If you or a loved one is battling an addiction to opioids, Conway Behavioral Health Hospital is an optimal environment in which to begin the recovery process. We recognize that addiction affects each person differently and that everyone deserves to have all of their needs addressed. For this reason, we provide individualized treatment plans for each patient in our care, which may include the following:
Detoxification: If you have opioids, alcohol, or other substances in your system, you may receive detox services prior to starting the therapeutic aspects of treatment. Our staff will assess your need for detoxification at the time of your admission.
Medical care: Should any medical concerns arise during your time at Conway, we have physicians, licensed practical nurses (LPNs), and registered nurses (RNs) on staff to provide medical services.
Medication management: If you are suffering from symptoms of a mental health disorder in addition to an addiction to opioids, our staff will assess you to determine whether medication may be beneficial. Patients who are prescribed medication will receive medication management services as needed.
Individual therapy: Individual therapy sessions allow you to process the challenges and successes that you experience while recovering from opioid addiction. These one-on-one meetings with a therapist occur at least once during your time in inpatient treatment, but you have the option to request additional meetings when needed.
Group therapy: There are a minimum of four group therapy sessions held each day. Skills rehearsal groups, psychoeducation groups, process groups, and recreational groups give you a chance to explore a holistic approach to recovery from opioid addiction. There are many topics covered in these groups, including:
- Emotional regulation skills
- Adapting leisure skills
- Distress tolerance skills
- Medication management
- Substance abuse
Family therapy: Family support can be extremely beneficial for those in recovery from opioid addiction. At Conway, licensed therapists and counselors lead family therapy sessions once a week. During this time, you and your loved ones can process how your addiction has impacted the family unit and begin to repair relationships.

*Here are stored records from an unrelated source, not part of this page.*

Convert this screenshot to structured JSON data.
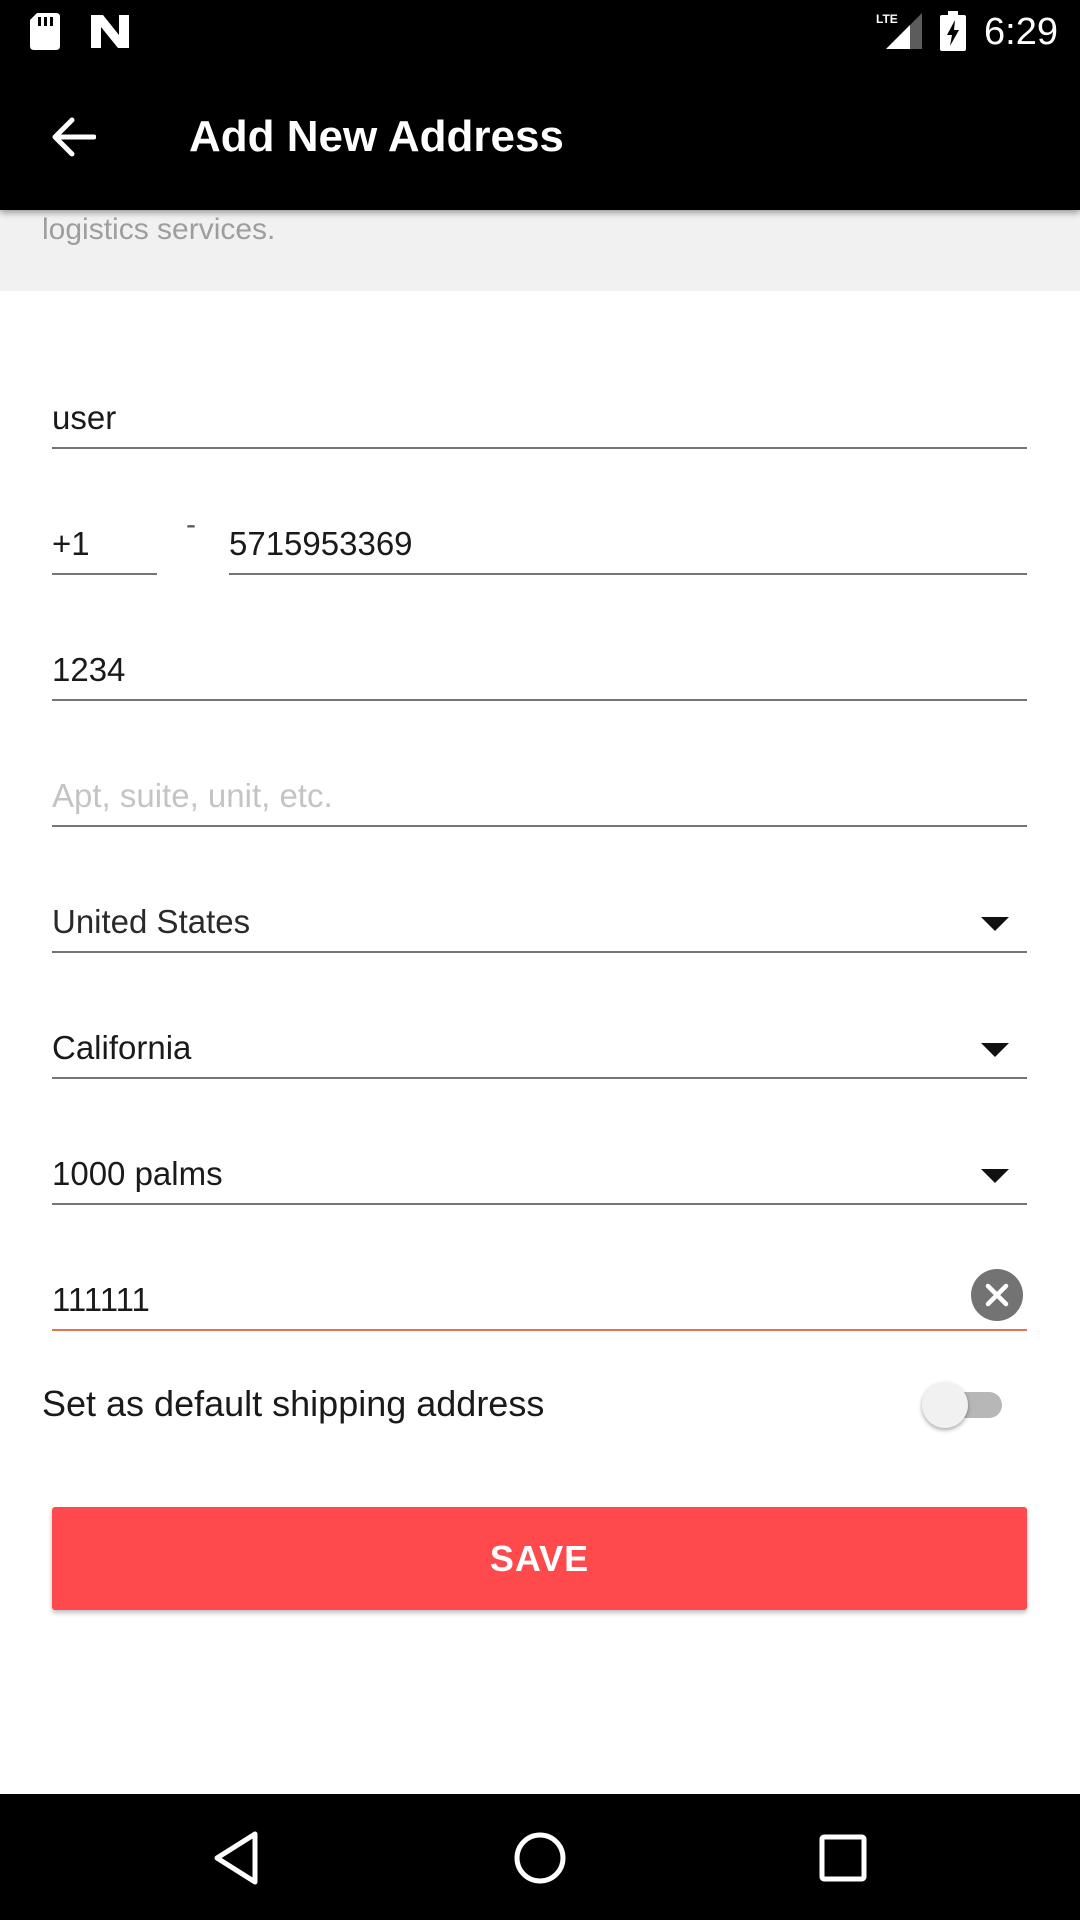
{
  "status_bar": {
    "time": "6:29",
    "network_label": "LTE",
    "icons": [
      "sd-card-icon",
      "n-notification-icon",
      "lte-signal-icon",
      "battery-charging-icon"
    ]
  },
  "app_bar": {
    "title": "Add New Address",
    "back_icon": "arrow-back-icon"
  },
  "notice": {
    "text": "logistics services."
  },
  "form": {
    "name": {
      "value": "user"
    },
    "phone": {
      "country_code": "+1",
      "separator": "-",
      "number": "5715953369"
    },
    "address_line1": {
      "value": "1234"
    },
    "address_line2": {
      "value": "",
      "placeholder": "Apt, suite, unit, etc."
    },
    "country": {
      "value": "United States"
    },
    "state": {
      "value": "California"
    },
    "city": {
      "value": "1000 palms"
    },
    "zip": {
      "value": "111111"
    },
    "default_shipping": {
      "label": "Set as default shipping address",
      "enabled": false
    }
  },
  "save_button": {
    "label": "SAVE"
  },
  "nav_bar": {
    "icons": [
      "back-triangle-icon",
      "home-circle-icon",
      "recents-square-icon"
    ]
  },
  "colors": {
    "accent": "#fe4a4c",
    "active_underline": "#e8704f",
    "bar_background": "#000000",
    "notice_background": "#f1f1f1"
  }
}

Continuing care after inpatient treatment for opioid addiction
Inpatient treatment for opioid addiction is meant to be a short-term experience, typically lasting around seven days. This level of care allows for stabilization and alleviation of crises so that patients can move to less intensive programming. Because your time in inpatient care is so minimal, it is important that you have a plan in place for when you’re ready to discharge.
On your first day of programming at Conway Behavioral Health Hospital, your treatment team will begin creating a discharge plan that will serve as a guide for when your time in inpatient care comes to an end. Your treatment team will find resources and continuing care options that will be of greatest benefit to you. Depending on the severity of your symptoms and where you are in your recovery, you may receive a recommendation to participate in one of Conway’s step-down levels of care, partial hospitalization programming (PHP) or intensive outpatient programming (IOP). Your treatment team will also provide you with other resources, which may include referrals to outside treatment providers and information on support groups in your area.